The Visit and Split are films that have effective parts, which, like most of Shyamalan’s work, often overshadow their underdeveloped, thoughtless foundations. Like the crew’s feelings for Unbreakable (feelings I share), they start strong, and seem to be getting better and better, only for a final act that completely undermines everything that came before.
But unlike Unbreakable, or Signs, both of which are basically awesome until their incredibly weak final acts which you suddenly realize are built on the absolute weakest, nearly non sequiturial seeds planted earlier in the film, The Visit and Split are undermined in their final acts by ridiculous, utterly infantile, arguably offensive readings on mental health revealed in their patented M. Night Twists™.
The Visit is about some kids who go to spend the weekend at grandma and grandpa’s house, only to be surprised when grandma and grandpa start acting strange.
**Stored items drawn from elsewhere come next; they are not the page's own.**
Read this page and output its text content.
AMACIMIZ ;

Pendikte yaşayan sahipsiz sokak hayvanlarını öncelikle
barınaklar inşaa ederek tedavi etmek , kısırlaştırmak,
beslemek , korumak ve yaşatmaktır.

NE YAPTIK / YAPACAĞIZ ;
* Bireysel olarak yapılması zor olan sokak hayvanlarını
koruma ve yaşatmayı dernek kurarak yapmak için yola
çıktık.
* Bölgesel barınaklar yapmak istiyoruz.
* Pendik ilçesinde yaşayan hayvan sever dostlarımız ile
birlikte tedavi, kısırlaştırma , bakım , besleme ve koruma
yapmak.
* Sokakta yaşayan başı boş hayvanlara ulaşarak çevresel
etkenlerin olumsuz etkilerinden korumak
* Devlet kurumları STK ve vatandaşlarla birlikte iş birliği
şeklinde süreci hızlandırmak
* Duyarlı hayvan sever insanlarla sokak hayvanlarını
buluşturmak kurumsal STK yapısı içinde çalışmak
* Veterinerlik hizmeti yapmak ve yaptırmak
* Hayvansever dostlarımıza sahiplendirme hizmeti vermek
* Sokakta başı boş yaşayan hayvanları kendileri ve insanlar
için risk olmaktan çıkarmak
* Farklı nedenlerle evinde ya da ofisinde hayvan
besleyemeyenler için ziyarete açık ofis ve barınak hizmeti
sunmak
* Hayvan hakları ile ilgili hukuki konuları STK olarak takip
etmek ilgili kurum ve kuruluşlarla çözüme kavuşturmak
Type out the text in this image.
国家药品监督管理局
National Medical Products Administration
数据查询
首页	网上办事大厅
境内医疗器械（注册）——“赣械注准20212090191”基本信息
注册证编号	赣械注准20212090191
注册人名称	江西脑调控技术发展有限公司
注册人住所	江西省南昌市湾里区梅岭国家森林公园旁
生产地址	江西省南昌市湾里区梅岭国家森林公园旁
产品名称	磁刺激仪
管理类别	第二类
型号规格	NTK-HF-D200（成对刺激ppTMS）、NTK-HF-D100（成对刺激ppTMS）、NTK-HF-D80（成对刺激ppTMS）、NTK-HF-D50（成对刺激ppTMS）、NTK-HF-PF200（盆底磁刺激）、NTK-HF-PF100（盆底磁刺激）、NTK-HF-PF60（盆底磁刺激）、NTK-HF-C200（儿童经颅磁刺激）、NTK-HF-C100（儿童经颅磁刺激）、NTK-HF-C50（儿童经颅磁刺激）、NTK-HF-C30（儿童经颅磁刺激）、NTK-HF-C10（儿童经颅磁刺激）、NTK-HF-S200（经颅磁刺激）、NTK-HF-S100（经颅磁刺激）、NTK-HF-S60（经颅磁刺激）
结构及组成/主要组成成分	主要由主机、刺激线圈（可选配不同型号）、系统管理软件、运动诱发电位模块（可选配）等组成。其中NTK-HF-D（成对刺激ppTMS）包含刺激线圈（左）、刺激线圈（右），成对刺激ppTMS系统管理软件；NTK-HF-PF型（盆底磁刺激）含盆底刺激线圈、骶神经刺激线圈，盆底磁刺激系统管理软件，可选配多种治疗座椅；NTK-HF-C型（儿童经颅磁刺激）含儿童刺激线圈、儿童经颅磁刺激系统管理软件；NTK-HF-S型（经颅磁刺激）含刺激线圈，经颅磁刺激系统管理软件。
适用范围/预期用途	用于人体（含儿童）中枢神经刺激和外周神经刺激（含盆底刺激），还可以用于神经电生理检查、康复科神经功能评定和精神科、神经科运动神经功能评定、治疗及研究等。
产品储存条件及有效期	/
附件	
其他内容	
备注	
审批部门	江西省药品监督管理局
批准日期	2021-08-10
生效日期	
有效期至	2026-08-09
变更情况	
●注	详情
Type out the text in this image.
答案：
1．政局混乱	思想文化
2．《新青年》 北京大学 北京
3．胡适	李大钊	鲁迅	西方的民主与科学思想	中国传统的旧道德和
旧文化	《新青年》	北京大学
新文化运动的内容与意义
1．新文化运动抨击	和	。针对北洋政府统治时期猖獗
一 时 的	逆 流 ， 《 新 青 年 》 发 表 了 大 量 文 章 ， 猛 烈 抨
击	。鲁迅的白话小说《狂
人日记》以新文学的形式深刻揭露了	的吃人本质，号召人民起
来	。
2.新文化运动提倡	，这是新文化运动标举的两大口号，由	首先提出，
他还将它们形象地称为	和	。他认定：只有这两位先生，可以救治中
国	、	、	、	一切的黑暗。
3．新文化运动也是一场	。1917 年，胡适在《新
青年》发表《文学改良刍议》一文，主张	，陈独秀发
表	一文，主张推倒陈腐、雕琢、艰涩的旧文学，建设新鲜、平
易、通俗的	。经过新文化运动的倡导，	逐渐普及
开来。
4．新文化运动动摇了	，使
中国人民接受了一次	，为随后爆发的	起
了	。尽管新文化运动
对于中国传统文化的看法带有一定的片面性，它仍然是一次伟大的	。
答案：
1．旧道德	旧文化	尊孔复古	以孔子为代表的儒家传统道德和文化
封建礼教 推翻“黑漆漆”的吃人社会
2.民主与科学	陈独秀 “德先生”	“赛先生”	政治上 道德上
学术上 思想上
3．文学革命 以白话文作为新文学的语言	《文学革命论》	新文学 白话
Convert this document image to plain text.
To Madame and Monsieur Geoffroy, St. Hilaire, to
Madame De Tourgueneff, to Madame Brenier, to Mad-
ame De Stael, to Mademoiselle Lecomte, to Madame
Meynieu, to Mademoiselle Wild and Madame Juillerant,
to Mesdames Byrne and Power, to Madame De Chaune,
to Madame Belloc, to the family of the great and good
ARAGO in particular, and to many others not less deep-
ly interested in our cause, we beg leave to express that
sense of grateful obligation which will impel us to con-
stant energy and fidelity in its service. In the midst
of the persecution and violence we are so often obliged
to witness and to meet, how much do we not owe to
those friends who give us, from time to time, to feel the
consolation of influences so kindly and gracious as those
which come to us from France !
Turns out grandma and grandpa aren’t grandma and grandpa at all! They’re actually escapees from the local insane asylum!!! So guess what they do? Groan weirdly, run around, stand in place, staring for hours, and play with human shit. They’re not haunted or possessed, they’re just freakin nuts!! Give me a fucking break dude. Did your kid hear this urban legend on the playground?
Split is more complex, but no better. It’s about a dude with dissociative identity disorder, burdened by 23 wholly different personalities, one of whom kidnaps some teenage girls. [CW: spoilers for Split contain references to self-harm and abuse] Ultimately, a secret 24th personality, The Beast, is revealed, which literally gives him superhuman strength and damage resistance properties like he’s fucking Wolverine. When the Final Girl escapes, The Beast discovers that she has many cutting scars, a result of her sexual trauma at the hands of her uncle. He deems her effectively superior for her suffering (like him - he was also traumatized by trusted adults in his youth), allowing her to leave.
So whereas The Visit is about how mental illness is super scary, this one feels like a knee-jerk first attempt at wokeness: maybe trauma actually makes us stronger? Again, give me a fucking break.
Shyamalan is great at making movies that are impressive and thrilling to witness, but the aftertaste is almost always just revolting.